Os pais têm claramente que pensar seriamente nos seus rebentos. Não basta providenciar os bens materiais é necessário algo mais.
Também é necessário uma esperança de um futuro melhor e não um futuro tirado à imagem da geração dos 500 euros ou da massa chinesa (algo ainda pior).
É necessário que se queira aprender e aprender a aprender.
PauloASilva added these pithy words on Mar 21 08 at 15:38@Carlos: Ao longo da minha instrução primária tive uma única Professora, de sua graça Clara.
Nos dias que correm isto é um acontecimento raro e digo-o com conhecimento. Tenho um irmão mais novo que experienciou durante os primeiros quatro anos de escolaridade 5 Professoras, chegando a ter, no mesmo ano, trocado mais do que uma vez.
Esta inconstância reflectiu-se numa debilidade extrema que o levou a enfrentar sérias dificuldades em níveis mais avançados.Da experiência de acompanhar a educação do caçula, tive ainda o “privilégio” de o ver intimado a facultar os seus cadernos diários e a prestar declarações num processo instaurado por uma encarregada de educação.

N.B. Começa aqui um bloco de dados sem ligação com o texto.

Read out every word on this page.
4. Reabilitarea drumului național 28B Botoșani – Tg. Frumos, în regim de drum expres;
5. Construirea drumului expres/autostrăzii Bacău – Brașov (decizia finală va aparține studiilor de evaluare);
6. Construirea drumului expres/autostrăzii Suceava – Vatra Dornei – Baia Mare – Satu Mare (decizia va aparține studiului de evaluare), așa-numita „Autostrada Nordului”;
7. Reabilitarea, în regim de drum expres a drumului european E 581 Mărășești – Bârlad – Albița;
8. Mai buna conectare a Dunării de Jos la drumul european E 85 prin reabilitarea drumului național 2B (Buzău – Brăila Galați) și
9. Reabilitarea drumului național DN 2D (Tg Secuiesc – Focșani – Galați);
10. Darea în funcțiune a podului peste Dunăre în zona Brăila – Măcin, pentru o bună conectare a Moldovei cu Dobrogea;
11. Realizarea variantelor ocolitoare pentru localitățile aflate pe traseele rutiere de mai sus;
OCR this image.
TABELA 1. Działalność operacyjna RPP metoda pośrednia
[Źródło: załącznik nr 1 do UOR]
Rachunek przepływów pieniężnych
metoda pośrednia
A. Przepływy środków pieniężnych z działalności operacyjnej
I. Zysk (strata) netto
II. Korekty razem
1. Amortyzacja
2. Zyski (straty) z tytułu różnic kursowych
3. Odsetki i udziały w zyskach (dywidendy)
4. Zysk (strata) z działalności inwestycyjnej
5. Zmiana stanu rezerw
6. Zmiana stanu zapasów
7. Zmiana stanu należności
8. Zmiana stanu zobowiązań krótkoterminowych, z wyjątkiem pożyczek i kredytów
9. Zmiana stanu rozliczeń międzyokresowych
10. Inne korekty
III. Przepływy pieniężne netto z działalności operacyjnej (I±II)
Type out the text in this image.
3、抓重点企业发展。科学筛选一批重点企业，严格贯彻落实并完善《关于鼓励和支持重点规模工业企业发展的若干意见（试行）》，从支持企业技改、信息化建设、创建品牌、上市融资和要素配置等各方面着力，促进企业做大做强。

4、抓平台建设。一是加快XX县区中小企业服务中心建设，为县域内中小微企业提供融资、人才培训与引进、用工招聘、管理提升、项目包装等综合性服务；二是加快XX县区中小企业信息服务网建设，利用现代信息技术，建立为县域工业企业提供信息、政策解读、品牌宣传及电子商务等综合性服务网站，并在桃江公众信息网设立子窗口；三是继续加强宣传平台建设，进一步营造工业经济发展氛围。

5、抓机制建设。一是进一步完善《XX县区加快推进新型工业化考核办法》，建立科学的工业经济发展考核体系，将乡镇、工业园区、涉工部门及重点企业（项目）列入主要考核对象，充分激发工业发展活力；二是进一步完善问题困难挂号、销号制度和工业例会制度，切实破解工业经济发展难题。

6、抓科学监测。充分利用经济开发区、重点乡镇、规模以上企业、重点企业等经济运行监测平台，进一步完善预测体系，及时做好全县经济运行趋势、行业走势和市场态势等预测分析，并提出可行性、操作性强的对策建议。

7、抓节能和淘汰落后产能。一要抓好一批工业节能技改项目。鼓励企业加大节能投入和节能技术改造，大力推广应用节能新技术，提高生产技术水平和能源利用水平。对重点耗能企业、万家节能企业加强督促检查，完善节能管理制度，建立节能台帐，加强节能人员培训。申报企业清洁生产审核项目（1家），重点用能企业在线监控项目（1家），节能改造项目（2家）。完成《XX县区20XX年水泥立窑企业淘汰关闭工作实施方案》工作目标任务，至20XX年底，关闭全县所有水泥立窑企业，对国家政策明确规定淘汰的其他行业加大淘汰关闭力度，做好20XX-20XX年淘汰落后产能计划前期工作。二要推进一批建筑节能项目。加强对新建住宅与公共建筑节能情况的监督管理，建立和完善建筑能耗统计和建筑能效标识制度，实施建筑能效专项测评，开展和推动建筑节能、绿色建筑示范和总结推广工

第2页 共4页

Segundo a queixosa a professora gritava com os meninos e exagerava nos trabalhos de casa.
O que se assistiu nos vários canais televisivos, e um pouco por toda a internet, é um trabalho de casa dos pais/encarregados de educação débil. É aí que começa a educação, hoje com regras muito ténues não vão os pais ser processados por agressão.